もう辺りは暗くなって来てる。早く、早く、早く、早く。

そしてあの白い大仏様の足元まで走って。
ぐるりと、大理石の足台を回り込んで。

 

その光景に、私は息を呑んで固まった。

そんなの嘘。嘘に決まってる。嘘に決まってる。

天門が、閉まってる。

白い光も、強い風もない。

あの人に帰るはずの道が、今までいつだって開いてたはずの門が。
私はその場にぺたんと座り込む。

座り込んで、大理石を掌で叩く。
ぺちん。掌に感じるのは、冷たくて硬い石の感触だけ。

嘘よね。

だって、だって閉まったら、 閉まっちゃったら、次はいつ開くの?

ここからどうやって、あなたのところに帰ればいいの?

ぺちん、ぺちん。
ねえ、開けて。開けてよ、早く帰らせて。
「・・・ヨンア」
ぺちんぺちん。
「ヨンア」
ねえ、聞こえてるよね?
「ヨンア、ねえ・・・」

ぺちんぺちんと叩きながら、声を掛ける。
「ねえ、ヨンア・・・ヨンア、ねえ」

聞こえてるよね?そこにいるよね?ねえ、開けて。
1人で来ちゃってごめん。あなたも挨拶したがったのに私だけが来たから、ちょっと怒った?
帰るから。オンマにはちゃんと挨拶したから、開けてよ。

「開けて、ヨンア」
「ユさん」

聞き慣れない靴音が近づいてくる。

「ねえ、開けて、ヨンア」
握った拳で、叩いてみる。
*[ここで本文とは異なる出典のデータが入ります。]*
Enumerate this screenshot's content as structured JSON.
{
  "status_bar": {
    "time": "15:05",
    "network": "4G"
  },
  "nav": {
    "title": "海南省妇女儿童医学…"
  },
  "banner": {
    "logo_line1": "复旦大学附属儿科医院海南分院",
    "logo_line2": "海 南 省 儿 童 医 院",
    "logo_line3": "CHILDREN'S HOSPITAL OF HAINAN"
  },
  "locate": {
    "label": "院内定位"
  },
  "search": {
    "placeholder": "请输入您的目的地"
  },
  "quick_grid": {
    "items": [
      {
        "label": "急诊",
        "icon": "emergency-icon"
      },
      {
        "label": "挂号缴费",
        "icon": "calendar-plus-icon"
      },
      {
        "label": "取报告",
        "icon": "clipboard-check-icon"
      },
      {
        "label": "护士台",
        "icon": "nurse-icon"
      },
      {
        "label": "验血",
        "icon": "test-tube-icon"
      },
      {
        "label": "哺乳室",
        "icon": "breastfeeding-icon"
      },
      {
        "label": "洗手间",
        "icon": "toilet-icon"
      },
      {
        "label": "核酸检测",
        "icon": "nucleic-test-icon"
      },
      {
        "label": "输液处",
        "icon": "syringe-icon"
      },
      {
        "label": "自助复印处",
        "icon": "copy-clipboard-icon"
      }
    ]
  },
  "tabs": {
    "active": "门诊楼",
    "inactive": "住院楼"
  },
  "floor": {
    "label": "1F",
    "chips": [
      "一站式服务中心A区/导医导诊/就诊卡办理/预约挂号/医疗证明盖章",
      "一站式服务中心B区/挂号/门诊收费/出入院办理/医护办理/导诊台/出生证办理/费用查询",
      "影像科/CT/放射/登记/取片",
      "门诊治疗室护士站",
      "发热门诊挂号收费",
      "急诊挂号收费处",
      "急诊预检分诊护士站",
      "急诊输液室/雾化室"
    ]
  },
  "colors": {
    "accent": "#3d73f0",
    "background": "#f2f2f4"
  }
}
どん。
「ヨンア」
どん、どん。
「ヨンア、開けて」
どんどん、どんどん。

「ユ・ウンスさん」

ヨンア、ねえ誰かが久しぶりに私を呼んでる。
あなたの声じゃない誰かが、私を呼んでるの。
そんなことあり得ない。私が呼んでほしいのは、あなたの声にだけ。
「ヨンア、ヨンア、ねえ」

暗い空が泣きだした。

ぽつん。
初めての雨粒が、私の頬に落ちてくる。

─── 何が好きですか。
─── 雨が降りだす瞬間。雨粒がぽつんと当たって、あれ?って

「ヨンア、ヨンア、ねえ!ヨンア!」

こんなの嫌、こんなの嫌。
雨は、あなたが一緒じゃなきゃ。
一緒に頬に雨粒を感じて2人で空を見上げて、目を見交わして笑い合わなきゃ。

「ヨンア、ねえヨンア!!ヨンア!!」
狂ったみたいに大理石を叩いて、私は叫ぶ。
「ヨンア、ねえ、ねえヨンア!!ヨンア!!!」
「ユ・ウンス!!」

誰かが私を抱き締める、その腕はあなたの腕じゃない。
血だらけの私の拳を守るみたいに、纏めて手首を握る手が邪魔。
私はその手を振り解こうとしてもがく。触らないで。触らないで。

「ヨンア!!!」

声を限りに冷たい石にそう叫んでも、あの白い光も強い風も、あなたの笑顔も香りも声も、私には届かない。

次々に落ちてくる涙雨、冷たい雨に打たれながら、誰かに抱き締められながら、私は叫び続けた。